――石川慶監督がロンドンまで来て、対面で話し合ったんですか?
イシグロ そうです。この映画は英国も舞台になっているので、彼はロケハンや、オーディションのために頻繁にロンドンに来ていました。
私たちは直接会うことができ、夕食を共にし、一度はほぼ3時間にも及ぶ長いセッションを持ち、脚本について議論しました。しかしその後は、彼に任せておくのが最善だと思いましたし、他の人にもそうしてほしいと思いました。
プロジェクトの特定の段階では、アーティストに十分な空間を与えることが非常に重要だと思います。

観る人に考えてみてほしい
――なるほど。主人公である悦子と、友人の佐知子、そして映画も小説も、長崎時代の悦子の義父である緒方さんの存在がとても重要だったと思います。映画では三浦友和さんが演じていますが、悦子が信頼できない語り手だとすると、緒方さんは果たして実在していたのでしょうか?
イシグロ ぜひそこは、観る人に考えてみてほしいですね。そして、あなたがそう考えるのもわかります。しかし私の見解では、原作でも映画でも、佐知子も娘の万里子も、他の人物も、かつて長崎に実際にいた人たちなんです。彼らは完全に架空の人物というわけではないんです。ただ、悦子が長い年月を経て語る時、実在した知っている人々の物語に、悦子自身の体験を重ねて話している。私としてはずっとそのように考えてきました。
実はこういう経験は私自身も時々あるんです。こんな深刻なレベルではなく、例えば誰かが「古い友達の話なんだけど」と言いながら、実のところ彼ら自身の話をしているという。「ああ、彼は本当にひどいことを言ってしまった」とか、「あの人は人間関係を維持できないんだよね」とか、他人の話として、実は自分のことを語っているというのはよくあります。
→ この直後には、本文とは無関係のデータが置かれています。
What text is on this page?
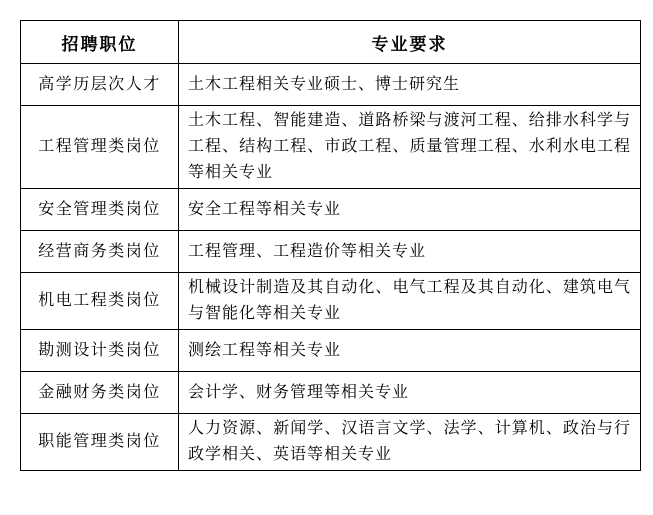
招聘职位	专业要求
高学历层次人才	土木工程相关专业硕士、博士研究生
工程管理类岗位	土木工程、智能建造、道路桥梁与渡河工程、给排水科学与工程、结构工程、市政工程、质量管理工程、水利水电工程等相关专业
安全管理类岗位	安全工程等相关专业
经营商务类岗位	工程管理、工程造价等相关专业
机电工程类岗位	机械设计制造及其自动化、电气工程及其自动化、建筑电气与智能化等相关专业
勘测设计类岗位	测绘工程等相关专业
金融财务类岗位	会计学、财务管理等相关专业
职能管理类岗位	人力资源、新闻学、汉语言文学、法学、计算机、政治与行政学相关、英语等相关专业
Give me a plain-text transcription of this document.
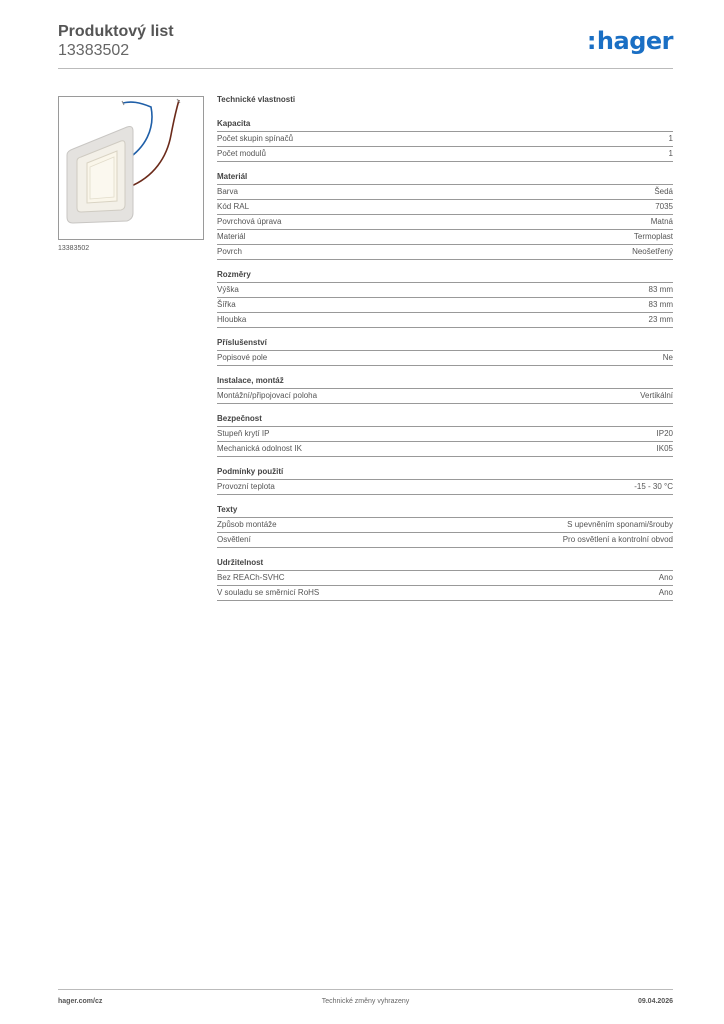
Produktový list
13383502	:hager
13383502
Technické vlastnosti
Kapacita
Počet skupin spínačů	1
Počet modulů	1
Materiál
Barva	Šedá
Kód RAL	7035
Povrchová úprava	Matná
Materiál	Termoplast
Povrch	Neošetřený
Rozměry
Výška	83 mm
Šířka	83 mm
Hloubka	23 mm
Příslušenství
Popisové pole	Ne
Instalace, montáž
Montážní/připojovací poloha	Vertikální
Bezpečnost
Stupeň krytí IP	IP20
Mechanická odolnost IK	IK05
Podmínky použití
Provozní teplota	-15 - 30 °C
Texty
Způsob montáže	S upevněním sponami/šrouby
Osvětlení	Pro osvětlení a kontrolní obvod
Udržitelnost
Bez REACh-SVHC	Ano
V souladu se směrnicí RoHS	Ano
hager.com/cz	Technické změny vyhrazeny	09.04.2026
――確かに。「友達が困っているんだけど」と言いながら自分の悩みを打ち明けたり。
イシグロ だから緒方さんたちは、悦子が完全に作り上げた人物というわけではないんです。むしろ緒方さんは、この物語のテーマにおいて非常に重要な要素だと思います。なぜなら、これは時は移りゆくという話だからです。
同時に、年齢を重ねた悦子はかつての緒方さんと同世代になっていて、突然あの頃の彼の立場に気がつき、当時とは違う類の共感や視点を覚えるわけです。緒方さんは若い世代に取り残され、価値観の変化と向き合わざるを得ません。孤独と価値観の変化に向き合うというのが、この物語のテーマの一つでもあるんですね。
悦子が義父の緒方さんを思い出すもう一つの理由は、彼女は今や歳をとり一人で家に住んでいるという状況――つまり緒方さんと同じ境遇――ゆえに、別の物語と結びつけて彼を特定の形で記憶しているのです。